D'ora in poi sarà vietato il sistema usato dall'ex premier per risparmiare

Il primo ministro inglese Cameron ha fatto approvare dal Parlamento una legge che impedirà all'ex primo ministro Tony Blair di usare le ambasciate del Regno Unito come alberghi, quando si trova all'estero per conferenze, peraltro molto ben pagate. La legge ovviamente non nomina Blair ma qualsiasi ex parlamentare o ex ministro o primo ministro: per loro, niente alloggio gratuito nella sede diplomatica. La decisione del leader conservatore non sembra particolarmente generosa e nemmeno fair, del tutto equa. Anzi, si può dire che si tratta in questo caso di una legge ad personam, e questo aspetto non suona né democratico né liberale. Ma, à la guerre comme à la guerre, Cameron ha voluto sparare come un colpo a prua, una bordata volta a discreditare l'icona del partito laburista, per quanto contestata. La traduzione politica, secondo noi, di questa legge dovrebbe essere questa: per gente come te, Blair, che fa soldi a palate monetizzando il ruolo di un passato che ancora ti fa campare di rendita, la pacchia è finita.

Lo Stato è fatto dai cittadini, i quali non sono nemmeno più dalla tua parte e non intendono pagare per te i conti delle vacanze. Quindi, d'ora in poi, quando vai a una conferenza, tira fuori un migliaio di sterline per affittare una stanza d'albergo di rango pari a quella della sede dell'ambasciata. Il boccone è leggermente amaro, ma ha anche un senso politico generale: ogni volta che si consentono privilegi, sconti, autisti, scorte non necessarie, aerei di Stato, rimborsi per cene e altri passatempi, la gente si infuria. E si infuria contro la politica, i governi, i Parlamenti, col risultato della proliferazione dei grandi partiti che rumoreggiano in un vicolo cieco, come Podemos in Spagna o i Cinque Stelle in Italia.

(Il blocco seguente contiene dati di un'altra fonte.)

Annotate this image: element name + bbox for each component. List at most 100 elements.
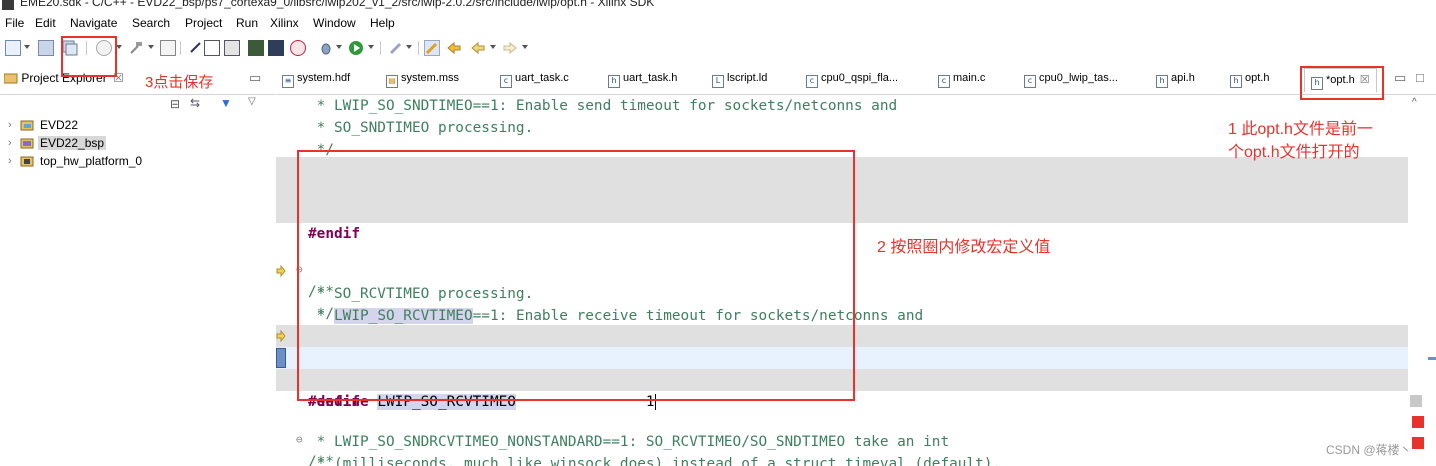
- menu-project[interactable]: Project: [185, 16, 222, 30]
- menu-window[interactable]: Window: [313, 16, 356, 30]
- tab-label: *opt.h: [1326, 74, 1355, 86]
- search-marker-icon: [276, 328, 286, 346]
- hammer-dropdown-icon[interactable]: [148, 45, 154, 49]
- link-with-editor-icon[interactable]: ⇆: [190, 96, 200, 110]
- code-line: * SO_RCVTIMEO processing.: [276, 283, 1408, 305]
- tab-opt-h-modified[interactable]: h *opt.h ☒: [1304, 68, 1377, 92]
- hdf-file-icon: ≡: [282, 75, 294, 88]
- build-icon[interactable]: [96, 40, 112, 56]
- xilinx-tool-icon[interactable]: [248, 40, 264, 56]
- scroll-thumb[interactable]: [1410, 317, 1416, 391]
- code-line: * LWIP_SO_SNDRCVTIMEO_NONSTANDARD==1: SO…: [276, 431, 1408, 453]
- program-fpga-icon[interactable]: [224, 40, 240, 56]
- forward-icon[interactable]: [502, 40, 518, 56]
- view-menu-icon[interactable]: ▽: [248, 96, 256, 107]
- code-line: #define LWIP_SO_SNDTIMEO 1: [276, 179, 1408, 220]
- minimize-icon[interactable]: ▭: [249, 70, 261, 86]
- tab-uart-task-h[interactable]: h uart_task.h: [608, 72, 677, 88]
- code-text: * SO_SNDTIMEO processing.: [308, 120, 534, 136]
- code-line: #if !defined LWIP_SO_RCVTIMEO || defined…: [276, 325, 1408, 388]
- current-code-line: #define LWIP_SO_RCVTIMEO 1: [276, 347, 1408, 410]
- menu-edit[interactable]: Edit: [35, 16, 56, 30]
- terminal-icon[interactable]: [188, 40, 204, 56]
- code-text: */: [308, 306, 334, 322]
- forward-dropdown-icon[interactable]: [522, 45, 528, 49]
- h-file-icon: h: [1311, 77, 1323, 90]
- build-dropdown-icon[interactable]: [116, 45, 122, 49]
- c-file-icon: c: [806, 75, 818, 88]
- project-explorer-tab[interactable]: Project Explorer ☒: [3, 71, 124, 85]
- code-line: #endif: [276, 369, 1408, 410]
- error-overview-marker: [1412, 416, 1424, 428]
- close-icon[interactable]: ☒: [113, 71, 124, 85]
- code-line: */: [276, 303, 1408, 325]
- expand-icon[interactable]: ›: [8, 137, 12, 149]
- hammer-icon[interactable]: [128, 40, 144, 56]
- tab-cpu0-qspi-flash[interactable]: c cpu0_qspi_fla...: [806, 72, 898, 88]
- save-annotation: 3点击保存: [145, 74, 214, 91]
- menu-search[interactable]: Search: [132, 16, 170, 30]
- external-tools-icon[interactable]: [388, 40, 404, 56]
- menu-navigate[interactable]: Navigate: [70, 16, 117, 30]
- menu-run[interactable]: Run: [236, 16, 258, 30]
- tab-lscript-ld[interactable]: Llscript.ld: [712, 72, 767, 88]
- back-icon[interactable]: [470, 40, 486, 56]
- toolbar-separator: [418, 41, 419, 55]
- last-edit-location-icon[interactable]: [446, 40, 462, 56]
- tab-uart-task-c[interactable]: c uart_task.c: [500, 72, 569, 88]
- tab-system-mss[interactable]: ▤ system.mss: [386, 72, 459, 88]
- tree-item-label: EVD22: [40, 118, 79, 132]
- tab-opt-h[interactable]: h opt.h: [1230, 72, 1269, 88]
- h-file-icon: h: [1156, 75, 1168, 88]
- title-bar: EME20.sdk - C/C++ - EVD22_bsp/ps7_cortex…: [0, 0, 1436, 12]
- close-tab-icon[interactable]: ☒: [1360, 74, 1370, 86]
- tab-system-hdf[interactable]: ≡ system.hdf: [282, 72, 350, 88]
- debug-dropdown-icon[interactable]: [336, 45, 342, 49]
- filter-icon[interactable]: ▼: [220, 96, 232, 110]
- editor-scrollbar[interactable]: ^: [1408, 95, 1436, 466]
- error-overview-marker: [1412, 437, 1424, 449]
- opt-note-line1: 1 此opt.h文件是前一: [1228, 121, 1373, 138]
- tab-label: api.h: [1171, 72, 1195, 84]
- new-dropdown-icon[interactable]: [24, 45, 30, 49]
- linker-file-icon: L: [712, 75, 724, 88]
- code-line: * (milliseconds, much like winsock does)…: [276, 453, 1408, 466]
- code-line: #endif: [276, 201, 1408, 242]
- console-icon[interactable]: [204, 40, 220, 56]
- code-text: * LWIP_SO_SNDRCVTIMEO_NONSTANDARD==1: SO…: [308, 434, 950, 450]
- expand-icon[interactable]: ›: [8, 155, 12, 167]
- run-dropdown-icon[interactable]: [368, 45, 374, 49]
- h-file-icon: h: [608, 75, 620, 88]
- back-dropdown-icon[interactable]: [490, 45, 496, 49]
- tab-main-c[interactable]: c main.c: [938, 72, 985, 88]
- maximize-icon[interactable]: □: [1416, 70, 1424, 85]
- tab-api-h[interactable]: h api.h: [1156, 72, 1195, 88]
- target-icon[interactable]: [290, 40, 306, 56]
- minimize-icon[interactable]: ▭: [1394, 70, 1406, 86]
- toggle-mark-occurrences-icon[interactable]: [424, 40, 440, 56]
- code-line: ⊖ /**: [276, 407, 1408, 466]
- toolbar-separator: [180, 41, 181, 55]
- save-icon[interactable]: [38, 40, 54, 56]
- modify-annotation: 2 按照圈内修改宏定义值: [877, 239, 1051, 256]
- tab-cpu0-lwip-task[interactable]: c cpu0_lwip_tas...: [1024, 72, 1118, 88]
- hardware-platform-icon: [20, 156, 34, 167]
- code-text: * LWIP_SO_SNDTIMEO==1: Enable send timeo…: [308, 98, 898, 114]
- external-tools-dropdown-icon[interactable]: [406, 45, 412, 49]
- new-icon[interactable]: [5, 40, 21, 56]
- menu-xilinx[interactable]: Xilinx: [270, 16, 299, 30]
- tab-label: uart_task.h: [623, 72, 678, 84]
- save-all-icon[interactable]: [62, 40, 78, 56]
- run-icon[interactable]: [348, 40, 364, 56]
- expand-icon[interactable]: ›: [8, 119, 12, 131]
- watermark: CSDN @蒋楼丶: [1326, 443, 1412, 457]
- debug-config-icon[interactable]: [160, 40, 176, 56]
- menu-help[interactable]: Help: [370, 16, 395, 30]
- collapse-all-icon[interactable]: ⊟: [170, 97, 180, 111]
- bug-icon[interactable]: [318, 40, 334, 56]
- sdk-terminal-icon[interactable]: [268, 40, 284, 56]
- tab-label: cpu0_lwip_tas...: [1039, 72, 1118, 84]
- scroll-up-icon[interactable]: ^: [1412, 97, 1417, 108]
- menu-file[interactable]: File: [5, 16, 24, 30]
- tab-label: cpu0_qspi_fla...: [821, 72, 899, 84]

Gli elettori sono diventati, ed era il loro vero mestiere, i controllori della politica e sono pronti a gesti clamorosi e ad abbandoni pericolosi. L'effetto annuncio del provvedimento fatto approvare dal governo conservatore, è fragoroso e tutti ne parlano. Questo fa già salire le azioni del governo Cameron il quale ha anche bisogno di calamitare più consenso possibile in vista del referendum che dirà sì o no all'Europa. Cameron vorrebbe avere i cittadini dalla sua parte, ottenere un sì condizionato ad una riforma antitedesca dell'Europa. La campagna referendaria è cominciata e Tony Blair dovrà pagarsi l'albergo.